Avec notre correspondant à New York, Karim Lebhour
L’opposition syrienne repartira de New York avec de nouvelles promesses de soutien et quelques gros chèques. Les Etats-Unis s’engagent à verser 50 millions de dollars de plus pour des véhicules et des équipements. Ce n'est pas tout : cette fois, le Congrès a aussi autorisé la livraison d'armes et la mise en oeuvre de formations militaires. Reza Ashar, conseiller de la coalition syrienne pour l’organisation Independent Diplomat voit dans le tournant que constitue notamment les frappes aériennes, une chance pour l’opposition de s’affirmer sur le terrain.
« Ces frappes vont affaiblir l’Etat islamique, leur faire perdre des territoires que l’opposition modérée va pouvoir reprendre. Si l'EI est affaiblie, cela va permettre aux forces qui sont occupées à le combattre de se libérer pour se battre contre régime Assad... »

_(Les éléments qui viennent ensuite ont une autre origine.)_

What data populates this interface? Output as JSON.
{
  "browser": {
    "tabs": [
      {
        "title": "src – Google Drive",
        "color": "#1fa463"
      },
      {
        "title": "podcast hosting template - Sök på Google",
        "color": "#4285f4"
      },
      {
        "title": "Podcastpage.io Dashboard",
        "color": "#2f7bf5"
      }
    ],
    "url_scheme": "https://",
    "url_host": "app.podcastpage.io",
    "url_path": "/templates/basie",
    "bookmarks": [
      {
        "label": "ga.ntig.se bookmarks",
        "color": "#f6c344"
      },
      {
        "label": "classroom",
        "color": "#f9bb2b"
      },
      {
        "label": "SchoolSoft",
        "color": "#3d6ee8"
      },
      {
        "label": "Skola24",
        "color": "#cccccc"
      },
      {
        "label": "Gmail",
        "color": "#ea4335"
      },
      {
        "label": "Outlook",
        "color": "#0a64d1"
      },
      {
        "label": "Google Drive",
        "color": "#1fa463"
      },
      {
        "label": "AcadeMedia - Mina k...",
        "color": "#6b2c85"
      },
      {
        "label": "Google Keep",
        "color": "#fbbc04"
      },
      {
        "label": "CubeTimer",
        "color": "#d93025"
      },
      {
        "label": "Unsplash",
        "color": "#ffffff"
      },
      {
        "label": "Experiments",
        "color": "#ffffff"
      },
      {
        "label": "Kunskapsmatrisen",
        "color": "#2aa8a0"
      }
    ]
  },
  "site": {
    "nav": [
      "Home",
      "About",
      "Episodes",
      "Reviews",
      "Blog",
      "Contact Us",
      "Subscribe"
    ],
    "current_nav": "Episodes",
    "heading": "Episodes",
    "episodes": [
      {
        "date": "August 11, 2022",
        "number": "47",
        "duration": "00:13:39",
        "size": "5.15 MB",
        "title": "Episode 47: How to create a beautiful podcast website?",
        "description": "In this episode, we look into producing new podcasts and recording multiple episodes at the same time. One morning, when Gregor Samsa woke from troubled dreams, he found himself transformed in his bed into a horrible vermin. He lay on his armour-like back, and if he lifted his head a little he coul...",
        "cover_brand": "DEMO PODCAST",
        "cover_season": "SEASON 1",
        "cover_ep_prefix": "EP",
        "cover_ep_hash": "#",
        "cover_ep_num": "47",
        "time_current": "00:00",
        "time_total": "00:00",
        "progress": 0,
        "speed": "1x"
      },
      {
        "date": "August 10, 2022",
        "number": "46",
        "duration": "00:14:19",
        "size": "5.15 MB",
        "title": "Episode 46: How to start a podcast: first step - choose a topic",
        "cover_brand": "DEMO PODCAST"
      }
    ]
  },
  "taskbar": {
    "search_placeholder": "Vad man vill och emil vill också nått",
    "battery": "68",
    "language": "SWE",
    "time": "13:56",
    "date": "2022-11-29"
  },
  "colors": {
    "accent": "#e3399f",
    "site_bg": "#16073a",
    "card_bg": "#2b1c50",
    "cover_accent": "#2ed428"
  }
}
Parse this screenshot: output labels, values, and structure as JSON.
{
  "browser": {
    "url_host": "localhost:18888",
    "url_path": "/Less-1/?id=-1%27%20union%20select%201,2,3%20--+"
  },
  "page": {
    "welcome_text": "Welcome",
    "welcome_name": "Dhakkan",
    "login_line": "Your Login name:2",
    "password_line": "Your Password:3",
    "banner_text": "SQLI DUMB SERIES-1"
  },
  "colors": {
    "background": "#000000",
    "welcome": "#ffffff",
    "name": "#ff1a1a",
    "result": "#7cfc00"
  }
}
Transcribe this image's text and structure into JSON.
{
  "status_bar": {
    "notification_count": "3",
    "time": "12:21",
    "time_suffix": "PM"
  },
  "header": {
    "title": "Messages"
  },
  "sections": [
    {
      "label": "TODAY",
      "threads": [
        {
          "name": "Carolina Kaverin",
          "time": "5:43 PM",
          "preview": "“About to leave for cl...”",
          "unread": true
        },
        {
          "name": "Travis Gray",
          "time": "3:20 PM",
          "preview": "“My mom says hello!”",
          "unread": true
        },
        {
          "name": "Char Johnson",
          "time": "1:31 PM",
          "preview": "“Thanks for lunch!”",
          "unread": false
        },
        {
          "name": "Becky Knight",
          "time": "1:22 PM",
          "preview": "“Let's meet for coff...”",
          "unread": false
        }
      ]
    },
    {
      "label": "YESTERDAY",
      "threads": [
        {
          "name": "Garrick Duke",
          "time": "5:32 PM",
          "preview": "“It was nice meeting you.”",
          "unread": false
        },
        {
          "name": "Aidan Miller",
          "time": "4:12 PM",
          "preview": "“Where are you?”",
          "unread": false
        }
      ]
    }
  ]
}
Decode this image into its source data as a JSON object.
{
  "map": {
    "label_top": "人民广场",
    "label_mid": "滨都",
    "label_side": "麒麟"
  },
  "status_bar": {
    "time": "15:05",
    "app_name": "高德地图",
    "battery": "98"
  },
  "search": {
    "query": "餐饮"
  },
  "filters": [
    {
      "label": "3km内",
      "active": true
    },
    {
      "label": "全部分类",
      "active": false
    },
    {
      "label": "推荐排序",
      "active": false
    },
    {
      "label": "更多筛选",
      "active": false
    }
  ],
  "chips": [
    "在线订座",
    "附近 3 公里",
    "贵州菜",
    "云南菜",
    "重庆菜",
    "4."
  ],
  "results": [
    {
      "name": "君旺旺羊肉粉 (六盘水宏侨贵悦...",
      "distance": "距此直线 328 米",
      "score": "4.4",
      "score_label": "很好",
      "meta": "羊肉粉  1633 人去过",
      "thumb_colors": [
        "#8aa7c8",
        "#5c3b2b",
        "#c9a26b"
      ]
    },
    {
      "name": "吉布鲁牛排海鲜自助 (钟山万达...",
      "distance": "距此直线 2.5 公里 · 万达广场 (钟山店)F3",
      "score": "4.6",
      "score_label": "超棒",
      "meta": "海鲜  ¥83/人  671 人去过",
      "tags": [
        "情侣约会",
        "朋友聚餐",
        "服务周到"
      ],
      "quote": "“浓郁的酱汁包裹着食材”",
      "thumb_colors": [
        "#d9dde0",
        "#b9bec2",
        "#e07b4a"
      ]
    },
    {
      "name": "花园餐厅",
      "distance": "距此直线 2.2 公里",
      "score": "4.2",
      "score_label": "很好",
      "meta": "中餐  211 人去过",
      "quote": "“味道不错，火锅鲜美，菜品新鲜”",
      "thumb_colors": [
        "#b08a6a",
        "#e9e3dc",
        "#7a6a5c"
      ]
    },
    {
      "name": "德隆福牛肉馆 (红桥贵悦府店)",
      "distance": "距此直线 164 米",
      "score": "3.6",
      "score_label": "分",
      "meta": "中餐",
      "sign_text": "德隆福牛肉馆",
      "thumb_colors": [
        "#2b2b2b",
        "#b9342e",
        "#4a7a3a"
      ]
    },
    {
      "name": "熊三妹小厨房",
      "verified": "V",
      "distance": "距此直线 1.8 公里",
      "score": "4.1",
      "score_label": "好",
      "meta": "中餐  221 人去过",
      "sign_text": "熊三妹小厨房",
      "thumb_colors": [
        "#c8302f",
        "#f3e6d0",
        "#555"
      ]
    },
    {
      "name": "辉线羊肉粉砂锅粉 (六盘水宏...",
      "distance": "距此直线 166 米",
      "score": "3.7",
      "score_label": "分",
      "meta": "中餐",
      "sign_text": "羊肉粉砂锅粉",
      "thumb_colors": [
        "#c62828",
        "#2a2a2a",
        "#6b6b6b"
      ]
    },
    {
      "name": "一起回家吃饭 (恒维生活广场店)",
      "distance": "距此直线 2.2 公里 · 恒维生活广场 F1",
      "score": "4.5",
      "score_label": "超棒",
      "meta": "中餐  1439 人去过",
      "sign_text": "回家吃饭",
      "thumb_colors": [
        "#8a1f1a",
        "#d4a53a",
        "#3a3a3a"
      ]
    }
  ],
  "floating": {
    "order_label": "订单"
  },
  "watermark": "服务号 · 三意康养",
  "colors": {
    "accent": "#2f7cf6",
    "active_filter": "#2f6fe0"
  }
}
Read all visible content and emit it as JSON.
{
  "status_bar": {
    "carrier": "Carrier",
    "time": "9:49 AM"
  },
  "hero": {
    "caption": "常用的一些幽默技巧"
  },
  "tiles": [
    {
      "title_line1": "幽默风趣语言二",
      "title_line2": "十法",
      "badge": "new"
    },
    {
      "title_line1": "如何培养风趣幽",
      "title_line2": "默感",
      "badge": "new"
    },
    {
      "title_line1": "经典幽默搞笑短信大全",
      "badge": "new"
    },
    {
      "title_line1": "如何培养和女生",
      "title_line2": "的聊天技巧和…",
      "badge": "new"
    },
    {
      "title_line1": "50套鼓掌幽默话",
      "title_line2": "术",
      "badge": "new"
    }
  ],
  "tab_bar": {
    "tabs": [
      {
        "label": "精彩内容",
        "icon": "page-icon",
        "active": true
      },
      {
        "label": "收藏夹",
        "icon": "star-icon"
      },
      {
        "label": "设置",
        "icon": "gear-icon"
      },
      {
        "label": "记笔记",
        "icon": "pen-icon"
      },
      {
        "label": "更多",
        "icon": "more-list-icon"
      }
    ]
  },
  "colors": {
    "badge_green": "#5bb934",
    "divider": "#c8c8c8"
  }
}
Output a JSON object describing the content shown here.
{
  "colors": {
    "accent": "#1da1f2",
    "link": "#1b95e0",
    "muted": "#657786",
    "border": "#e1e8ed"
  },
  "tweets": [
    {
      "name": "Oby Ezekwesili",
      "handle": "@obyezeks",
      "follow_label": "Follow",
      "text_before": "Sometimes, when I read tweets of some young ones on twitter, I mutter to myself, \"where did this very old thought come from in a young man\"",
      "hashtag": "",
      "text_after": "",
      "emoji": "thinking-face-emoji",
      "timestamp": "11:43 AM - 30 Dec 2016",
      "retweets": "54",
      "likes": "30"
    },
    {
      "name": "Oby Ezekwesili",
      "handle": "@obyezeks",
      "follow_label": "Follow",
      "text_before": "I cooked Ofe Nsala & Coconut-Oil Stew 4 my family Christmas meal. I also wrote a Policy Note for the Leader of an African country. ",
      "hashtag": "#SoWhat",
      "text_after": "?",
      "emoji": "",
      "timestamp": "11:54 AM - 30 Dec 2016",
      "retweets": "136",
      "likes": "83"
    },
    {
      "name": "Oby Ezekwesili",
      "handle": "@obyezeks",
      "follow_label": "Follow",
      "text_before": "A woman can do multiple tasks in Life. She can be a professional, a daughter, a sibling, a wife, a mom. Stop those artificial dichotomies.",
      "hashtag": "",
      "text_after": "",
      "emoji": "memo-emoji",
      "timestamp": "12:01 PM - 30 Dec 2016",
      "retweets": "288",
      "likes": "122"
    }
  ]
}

Car le véritable objectif de l’oppostion reste de renverser le régime de Bachar al-Assad. Et sur ce point, rien n’indique que les frappes de la coalition s’étendront aux forces d’Assad.
L'ambiguité d'Ankara
Cependant, l'un des principaux blocages pour l'éradication des groupes terroristes restent le « laisser faire» de la Turquie vis-à-vis des groupuscules, affirme le délégué permanent de la Syrie auprès des Nations unies, Bachar al-Jaafari : « Nous avons toujours dit que nous étions prêts à assumer notre rôle dans une coalition régionale ou internationale. Nous voudrions mettre un terme à ces terroristes en Syrie et en Irak, mais on ne peut pas faire cela tant que le gouvernement turc laisse faire les groupuscules terroristes, reçoit des milliers de terroristes venant de l’Amérique, du Canada, de l’Australie, de la France, de l’Angleterre, de la Belgique. Tant que le gouvernement d’Erdogan laisse faire, laisse ces terroristes passer à travers nos frontières avec la Turquie, on ne peut pas combattre le terrorisme d’une façon crédible. »
■ Vu de Turquie: une éventuelle participation militaire divise
Avec notre envoyé spécial à Yumurtalik, Jérôme Bastion
Dans le camp de Yumurtalik, non loin de la frontière syrienne, tout le monde a entendu parler des frappes de la coalition contre les positions de l’Etat islamique, qui sont vues comme une bonne chose pour ces réfugiés kurdes. Quant à l’éventualité que la Turquie y participe, les avis sont très partagés.
Mamoueya, 64 ans, se veut optimiste : « D’après ce que l’on peut comprendre, la Turquie va rentrer dans la danse, oui. Et ce serait une bonne chose, car Daech est équipé d’armes lourdes, et si la coalition nous fournit des armes ou continue ses bombardements, ça changera le rapport des forces et ça nous aidera à nous en débarrasser. »
Mahmoud, 19 ans, est d’une opinion radicalement opposée : « Impossible, car c’est bien Erdogan et le gouvernement turc qui poussent les islamistes à aller faire la guerre aux Kurdes de Syrie. Quand les Américains ont bombardé Raqqa, ça a tellement déplu aux Turcs qu’ils ont appelé à redoubler les attaques contre le Kurdistan. »
Quand à Adla, 52 ans : « Je ne sais pas si la Turquie joindra la coalition ou pas, et si ça servira à quoi que ce soit, mais je me demande d’où vient cette haine contre les Kurdes, cette méchanceté contre les Kurdes. »
Quoi qu'il en soit, ces frappes font craindre, à court terme, qu’elles ne fassent redoubler l’ardeur des troupes islamistes.